Getting the assessment right at the start determines whether you spend the next three months doing the right things or the wrong things.
What treatment looks like for desk shoulder
For posture-driven shoulder pain, treatment at City Physio & Pilates is directed at the actual drivers… not just the symptomatic shoulder.
- Thoracic mobility — restoring thoracic extension and rotation, which is foundational to normal scapular mechanics
- Scapular motor control retraining — progressively reloading lower trapezius and serratus anterior in the patterns where they’ve become inhibited
- Cervical and upper thoracic manual therapy — addressing the joint stiffness that drives protective muscle guarding around the neck and shoulder girdle
- Rotator cuff loading — not absent from the program, but contextualised correctly within the scapular control work
- Clinical Pilates — the ideal progressive environment for rebuilding shoulder girdle control across a range of loading positions
- Workstation assessment — because fixing the shoulder while the person returns to eight hours per day in the posture that caused it is an exercise in futility
Frequently asked questions
Key differentiating features include how it started (gradual versus traumatic), whether there’s genuine weakness on resisted testing, whether pain changes when the scapula is manually repositioned, and how much it tracks with sustained desk postures. A physiotherapy assessment using specific clinical tests is the most reliable way to distinguish the two.

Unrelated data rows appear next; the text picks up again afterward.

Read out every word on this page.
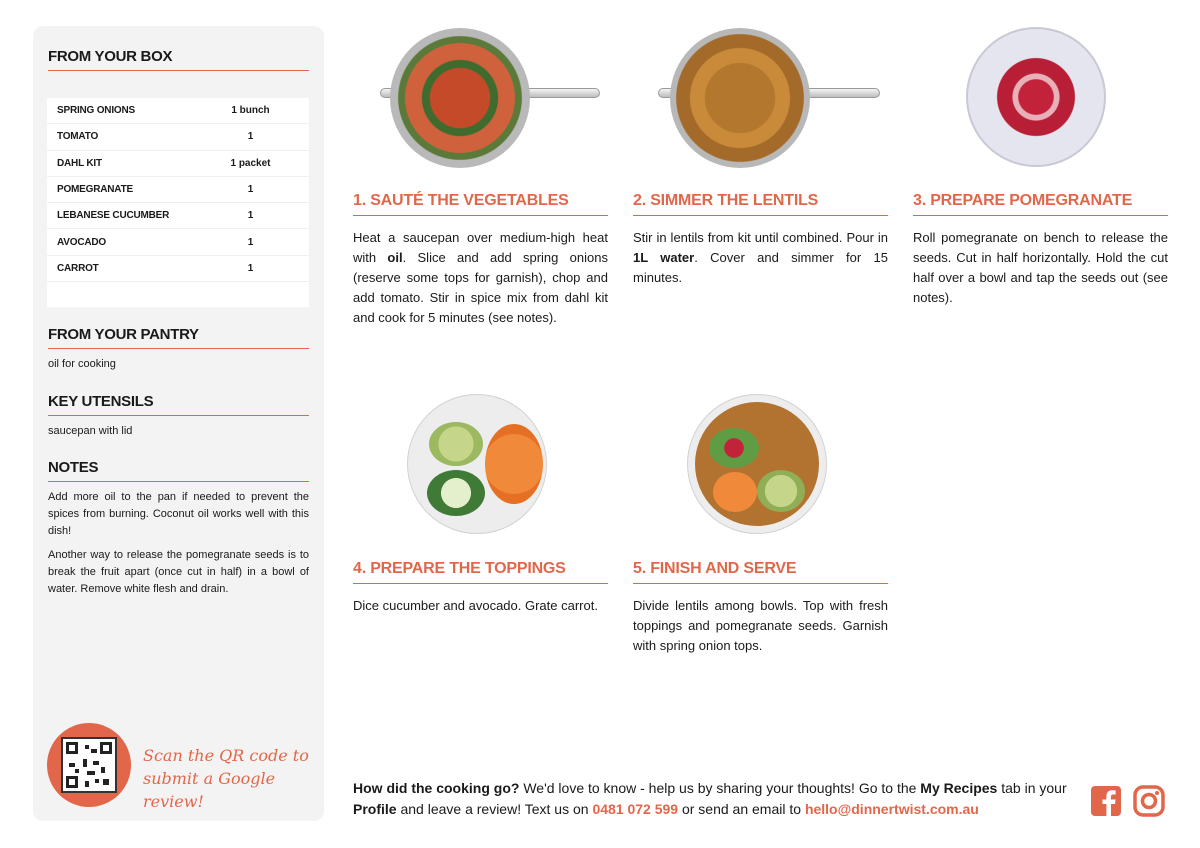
FROM YOUR BOX
SPRING ONIONS	1 bunch
TOMATO	1
DAHL KIT	1 packet
POMEGRANATE	1
LEBANESE CUCUMBER	1
AVOCADO	1
CARROT	1
FROM YOUR PANTRY
oil for cooking
KEY UTENSILS
saucepan with lid
NOTES
Add more oil to the pan if needed to prevent the spices from burning. Coconut oil works well with this dish!
Another way to release the pomegranate seeds is to break the fruit apart (once cut in half) in a bowl of water. Remove white flesh and drain.
Scan the QR code to submit a Google review!
1. SAUTÉ THE VEGETABLES
Heat a saucepan over medium-high heat with oil. Slice and add spring onions (reserve some tops for garnish), chop and add tomato. Stir in spice mix from dahl kit and cook for 5 minutes (see notes).
2. SIMMER THE LENTILS
Stir in lentils from kit until combined. Pour in 1L water. Cover and simmer for 15 minutes.
3. PREPARE POMEGRANATE
Roll pomegranate on bench to release the seeds. Cut in half horizontally. Hold the cut half over a bowl and tap the seeds out (see notes).
4. PREPARE THE TOPPINGS
Dice cucumber and avocado. Grate carrot.
5. FINISH AND SERVE
Divide lentils among bowls. Top with fresh toppings and pomegranate seeds. Garnish with spring onion tops.
How did the cooking go? We'd love to know - help us by sharing your thoughts! Go to the My Recipes tab in your Profile and leave a review! Text us on 0481 072 599 or send an email to hello@dinnertwist.com.au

Not necessarily as a first step. MRI findings — particularly in people over 40 — frequently reveal rotator cuff changes that are age-related and asymptomatic rather than the actual cause of current pain. A clinical assessment determines whether imaging is likely to change management before ordering it.
Most people notice meaningful improvement within four to eight sessions. Full resolution of the underlying motor control deficits takes longer – a clinical Pilates program alongside manual therapy generally produces better sustained outcomes than manual therapy alone.